Increasingly, warranties against AI creative text generation (spell check is AI, essentially, so it has been around and used for a LONG time) are appearing in author contracts, with author and publisher equally responsible for their parts of the process.

Additionally, the US Authors Guild and UK Society of Authors have recently launched “Human Author Certification” with a logo that can appear on book covers or copyright pages. An extra level of assurance to the consumer, and a quality control for the industry.

Canada’s Writers’ Union is working with international colleagues to bring the program to its members as well. ASAP.

https://societyofauthors.org/2026/03/11/human-authored-scheme-launched-as-generative-ai-threatens-authors-livelihoods/

— John Degen

Nika Kuchuk's avatar

Thank you for this piece, I agree that the publishers have much more to answer for here than the author.

I’m curious about something, though. Recently I saw Anne Trubek quip on Notes that the accusations of AI slop have become a kind of elite posturing, a virtue signal of sorts. I’m not sure that’s wholly fair (maybe in part), but I also think it’s beside the point. Yes, the slop usually generates formulaic, kind of plastic-y writing very much like the first two paragraphs you cite above, and yes, it might still find a wide purchase among a reading crowd (apparently fans were into it before they realized it’s AI?)

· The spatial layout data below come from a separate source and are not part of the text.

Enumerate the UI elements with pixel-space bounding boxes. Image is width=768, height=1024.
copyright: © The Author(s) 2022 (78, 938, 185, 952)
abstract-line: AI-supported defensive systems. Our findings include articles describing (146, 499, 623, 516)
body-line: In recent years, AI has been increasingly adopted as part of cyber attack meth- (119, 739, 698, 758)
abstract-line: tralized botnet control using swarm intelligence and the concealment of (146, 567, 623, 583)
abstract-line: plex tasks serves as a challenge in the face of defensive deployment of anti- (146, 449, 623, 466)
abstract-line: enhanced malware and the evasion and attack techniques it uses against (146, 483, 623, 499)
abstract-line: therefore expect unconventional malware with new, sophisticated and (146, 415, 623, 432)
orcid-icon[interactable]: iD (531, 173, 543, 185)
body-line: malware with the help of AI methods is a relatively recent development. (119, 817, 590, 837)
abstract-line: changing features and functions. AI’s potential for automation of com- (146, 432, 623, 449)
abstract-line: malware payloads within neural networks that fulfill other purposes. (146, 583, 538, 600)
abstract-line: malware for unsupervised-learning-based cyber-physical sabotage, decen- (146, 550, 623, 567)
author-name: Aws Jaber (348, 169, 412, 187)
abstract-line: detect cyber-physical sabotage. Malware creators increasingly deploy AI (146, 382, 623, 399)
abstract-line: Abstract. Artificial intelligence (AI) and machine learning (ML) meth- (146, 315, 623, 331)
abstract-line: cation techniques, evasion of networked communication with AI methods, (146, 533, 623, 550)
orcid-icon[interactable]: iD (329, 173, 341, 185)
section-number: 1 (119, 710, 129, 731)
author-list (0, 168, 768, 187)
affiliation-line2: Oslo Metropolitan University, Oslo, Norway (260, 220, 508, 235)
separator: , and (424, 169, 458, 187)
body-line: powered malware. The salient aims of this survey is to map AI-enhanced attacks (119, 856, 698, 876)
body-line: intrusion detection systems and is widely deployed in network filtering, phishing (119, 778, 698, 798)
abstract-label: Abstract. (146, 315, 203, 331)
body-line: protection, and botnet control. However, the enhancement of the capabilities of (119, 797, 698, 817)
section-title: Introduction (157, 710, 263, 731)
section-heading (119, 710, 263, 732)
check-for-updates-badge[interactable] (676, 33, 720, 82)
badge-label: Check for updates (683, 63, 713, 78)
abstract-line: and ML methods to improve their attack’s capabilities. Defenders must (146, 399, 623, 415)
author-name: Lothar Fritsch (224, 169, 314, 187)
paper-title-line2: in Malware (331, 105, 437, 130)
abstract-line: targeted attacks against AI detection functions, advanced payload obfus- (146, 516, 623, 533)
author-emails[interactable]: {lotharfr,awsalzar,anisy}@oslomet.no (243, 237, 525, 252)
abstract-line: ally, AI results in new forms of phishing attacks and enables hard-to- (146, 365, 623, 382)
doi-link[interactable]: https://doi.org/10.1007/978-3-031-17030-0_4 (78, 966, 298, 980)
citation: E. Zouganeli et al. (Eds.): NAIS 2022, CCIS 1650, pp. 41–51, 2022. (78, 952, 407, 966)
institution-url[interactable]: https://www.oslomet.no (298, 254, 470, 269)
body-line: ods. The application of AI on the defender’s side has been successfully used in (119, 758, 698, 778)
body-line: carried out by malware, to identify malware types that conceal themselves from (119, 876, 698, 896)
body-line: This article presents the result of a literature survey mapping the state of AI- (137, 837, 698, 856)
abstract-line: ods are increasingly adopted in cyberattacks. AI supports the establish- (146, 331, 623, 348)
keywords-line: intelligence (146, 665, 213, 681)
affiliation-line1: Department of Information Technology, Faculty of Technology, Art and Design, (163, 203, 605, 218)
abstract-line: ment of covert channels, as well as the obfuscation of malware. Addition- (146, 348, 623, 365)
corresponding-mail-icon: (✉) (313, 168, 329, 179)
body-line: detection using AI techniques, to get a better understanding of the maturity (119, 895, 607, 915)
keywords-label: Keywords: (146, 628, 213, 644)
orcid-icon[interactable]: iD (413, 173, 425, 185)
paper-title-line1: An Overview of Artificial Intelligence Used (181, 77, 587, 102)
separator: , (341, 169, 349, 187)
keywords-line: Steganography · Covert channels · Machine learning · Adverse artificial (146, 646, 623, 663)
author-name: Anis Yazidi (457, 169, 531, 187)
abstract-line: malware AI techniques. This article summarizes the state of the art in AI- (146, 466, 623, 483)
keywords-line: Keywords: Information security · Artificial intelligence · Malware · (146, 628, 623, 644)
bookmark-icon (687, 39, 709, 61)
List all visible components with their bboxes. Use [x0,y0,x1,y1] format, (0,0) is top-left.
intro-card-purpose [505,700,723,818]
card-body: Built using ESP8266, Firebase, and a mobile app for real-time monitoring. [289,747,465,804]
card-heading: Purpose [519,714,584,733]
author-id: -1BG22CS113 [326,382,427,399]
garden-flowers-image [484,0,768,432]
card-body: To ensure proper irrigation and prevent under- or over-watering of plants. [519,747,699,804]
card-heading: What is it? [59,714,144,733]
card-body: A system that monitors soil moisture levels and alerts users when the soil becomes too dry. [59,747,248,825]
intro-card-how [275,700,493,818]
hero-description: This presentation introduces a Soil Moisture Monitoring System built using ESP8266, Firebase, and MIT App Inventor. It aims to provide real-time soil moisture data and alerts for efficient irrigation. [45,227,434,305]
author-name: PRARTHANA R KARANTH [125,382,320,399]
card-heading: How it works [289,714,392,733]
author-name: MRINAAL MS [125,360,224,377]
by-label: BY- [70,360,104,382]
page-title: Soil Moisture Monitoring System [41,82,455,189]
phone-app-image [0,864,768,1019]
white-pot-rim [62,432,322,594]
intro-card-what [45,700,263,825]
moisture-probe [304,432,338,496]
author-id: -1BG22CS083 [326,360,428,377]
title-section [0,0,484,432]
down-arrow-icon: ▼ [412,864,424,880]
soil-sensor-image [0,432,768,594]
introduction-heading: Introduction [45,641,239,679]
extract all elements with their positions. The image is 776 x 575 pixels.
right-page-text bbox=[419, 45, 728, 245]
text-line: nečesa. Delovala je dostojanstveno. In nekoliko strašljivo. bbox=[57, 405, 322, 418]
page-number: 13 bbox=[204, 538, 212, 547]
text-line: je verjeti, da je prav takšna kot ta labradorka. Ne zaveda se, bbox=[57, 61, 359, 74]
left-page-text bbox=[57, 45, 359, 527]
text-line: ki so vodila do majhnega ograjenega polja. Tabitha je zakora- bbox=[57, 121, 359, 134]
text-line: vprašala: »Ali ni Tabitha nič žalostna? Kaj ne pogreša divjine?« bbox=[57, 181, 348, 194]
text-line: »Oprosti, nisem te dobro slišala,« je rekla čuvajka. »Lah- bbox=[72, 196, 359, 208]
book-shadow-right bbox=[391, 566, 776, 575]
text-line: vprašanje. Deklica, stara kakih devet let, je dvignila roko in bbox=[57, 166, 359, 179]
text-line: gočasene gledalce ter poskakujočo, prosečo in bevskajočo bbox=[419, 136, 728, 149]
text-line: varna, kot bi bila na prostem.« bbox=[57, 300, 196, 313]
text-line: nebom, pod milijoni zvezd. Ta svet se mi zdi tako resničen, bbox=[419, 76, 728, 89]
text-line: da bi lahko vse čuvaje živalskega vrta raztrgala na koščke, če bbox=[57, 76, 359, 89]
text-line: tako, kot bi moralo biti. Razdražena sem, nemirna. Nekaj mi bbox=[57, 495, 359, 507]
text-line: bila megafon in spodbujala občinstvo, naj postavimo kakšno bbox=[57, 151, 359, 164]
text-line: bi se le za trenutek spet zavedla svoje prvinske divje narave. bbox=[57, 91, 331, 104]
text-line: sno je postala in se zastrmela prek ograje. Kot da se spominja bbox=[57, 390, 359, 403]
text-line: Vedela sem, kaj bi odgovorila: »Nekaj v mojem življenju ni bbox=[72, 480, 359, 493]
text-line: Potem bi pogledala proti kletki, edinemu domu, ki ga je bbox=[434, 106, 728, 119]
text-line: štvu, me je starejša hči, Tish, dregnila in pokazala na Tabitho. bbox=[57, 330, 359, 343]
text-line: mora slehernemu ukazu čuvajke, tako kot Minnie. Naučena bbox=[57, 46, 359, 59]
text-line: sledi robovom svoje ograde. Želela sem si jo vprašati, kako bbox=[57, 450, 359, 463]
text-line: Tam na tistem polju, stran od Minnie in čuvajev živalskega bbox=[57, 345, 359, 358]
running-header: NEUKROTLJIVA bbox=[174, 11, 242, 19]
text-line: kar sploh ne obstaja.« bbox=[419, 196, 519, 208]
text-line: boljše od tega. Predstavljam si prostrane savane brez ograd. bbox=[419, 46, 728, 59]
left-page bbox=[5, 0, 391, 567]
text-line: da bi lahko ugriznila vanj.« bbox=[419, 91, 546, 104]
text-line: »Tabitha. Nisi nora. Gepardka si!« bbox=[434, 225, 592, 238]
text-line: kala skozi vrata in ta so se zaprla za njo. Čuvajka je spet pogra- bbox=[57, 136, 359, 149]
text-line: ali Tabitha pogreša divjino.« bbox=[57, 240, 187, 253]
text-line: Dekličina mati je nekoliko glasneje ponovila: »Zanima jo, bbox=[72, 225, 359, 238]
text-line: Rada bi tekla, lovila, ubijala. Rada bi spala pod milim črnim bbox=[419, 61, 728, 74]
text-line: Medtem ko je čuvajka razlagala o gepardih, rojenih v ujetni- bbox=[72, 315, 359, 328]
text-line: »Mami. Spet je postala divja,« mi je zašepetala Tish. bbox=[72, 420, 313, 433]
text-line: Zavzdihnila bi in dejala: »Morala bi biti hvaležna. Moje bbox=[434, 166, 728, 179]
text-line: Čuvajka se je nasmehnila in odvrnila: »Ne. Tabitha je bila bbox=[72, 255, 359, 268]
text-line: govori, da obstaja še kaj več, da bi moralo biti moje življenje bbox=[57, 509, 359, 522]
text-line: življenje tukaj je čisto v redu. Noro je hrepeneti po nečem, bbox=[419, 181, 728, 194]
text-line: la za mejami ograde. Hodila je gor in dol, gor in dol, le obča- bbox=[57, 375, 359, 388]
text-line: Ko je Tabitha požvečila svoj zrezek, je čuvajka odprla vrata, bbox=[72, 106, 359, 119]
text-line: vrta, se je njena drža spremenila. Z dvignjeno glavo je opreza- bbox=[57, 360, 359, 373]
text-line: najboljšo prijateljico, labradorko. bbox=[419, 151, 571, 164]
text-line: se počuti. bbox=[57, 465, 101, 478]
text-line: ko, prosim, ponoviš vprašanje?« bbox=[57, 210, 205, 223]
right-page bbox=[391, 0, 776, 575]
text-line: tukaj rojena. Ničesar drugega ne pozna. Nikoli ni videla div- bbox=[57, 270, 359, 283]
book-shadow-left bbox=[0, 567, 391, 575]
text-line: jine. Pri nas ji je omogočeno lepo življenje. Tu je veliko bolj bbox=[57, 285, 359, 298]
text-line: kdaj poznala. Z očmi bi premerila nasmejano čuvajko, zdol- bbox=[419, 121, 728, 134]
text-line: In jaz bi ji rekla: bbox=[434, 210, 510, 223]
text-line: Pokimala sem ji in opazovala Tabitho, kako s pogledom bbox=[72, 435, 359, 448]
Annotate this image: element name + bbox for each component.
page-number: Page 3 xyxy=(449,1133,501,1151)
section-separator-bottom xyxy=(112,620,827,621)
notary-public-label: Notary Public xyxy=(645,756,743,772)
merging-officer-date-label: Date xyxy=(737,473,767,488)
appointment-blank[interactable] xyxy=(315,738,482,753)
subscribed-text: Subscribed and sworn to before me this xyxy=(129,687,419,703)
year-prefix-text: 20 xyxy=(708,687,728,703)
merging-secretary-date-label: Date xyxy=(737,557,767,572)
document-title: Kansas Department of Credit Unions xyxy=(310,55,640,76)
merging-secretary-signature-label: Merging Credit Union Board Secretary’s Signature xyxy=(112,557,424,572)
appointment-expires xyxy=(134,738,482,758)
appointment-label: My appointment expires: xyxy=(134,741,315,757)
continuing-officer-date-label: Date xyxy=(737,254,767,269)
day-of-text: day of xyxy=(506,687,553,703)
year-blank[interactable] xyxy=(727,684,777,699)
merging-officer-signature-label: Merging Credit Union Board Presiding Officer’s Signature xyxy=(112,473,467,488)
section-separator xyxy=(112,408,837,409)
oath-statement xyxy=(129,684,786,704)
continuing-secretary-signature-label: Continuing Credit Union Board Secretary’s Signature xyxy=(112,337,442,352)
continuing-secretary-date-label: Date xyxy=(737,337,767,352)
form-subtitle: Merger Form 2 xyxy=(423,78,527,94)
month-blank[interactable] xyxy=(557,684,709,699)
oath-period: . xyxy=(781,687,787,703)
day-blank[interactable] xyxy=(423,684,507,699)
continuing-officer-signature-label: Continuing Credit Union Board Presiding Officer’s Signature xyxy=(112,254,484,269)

To me the real problem is that AI use in the context of creative writing of any kind is plagiarism, really. Maybe it’s fine for research but not for the final product, so to speak. The models are trained, legally and not really, on human-written text. You could ask it to write in the style of Nabokov, for instance, and improve the above paragraphs, and it might actually do a decent job. But that’s still precisely the issue, isn’t?

All writers are shaped and formed by our intellectual traditions, etc., but the AI process skips all that wonderful intellectual and visceral formation.

I see so many issue here, but I don’t want to belabour the point. Just curious about your take.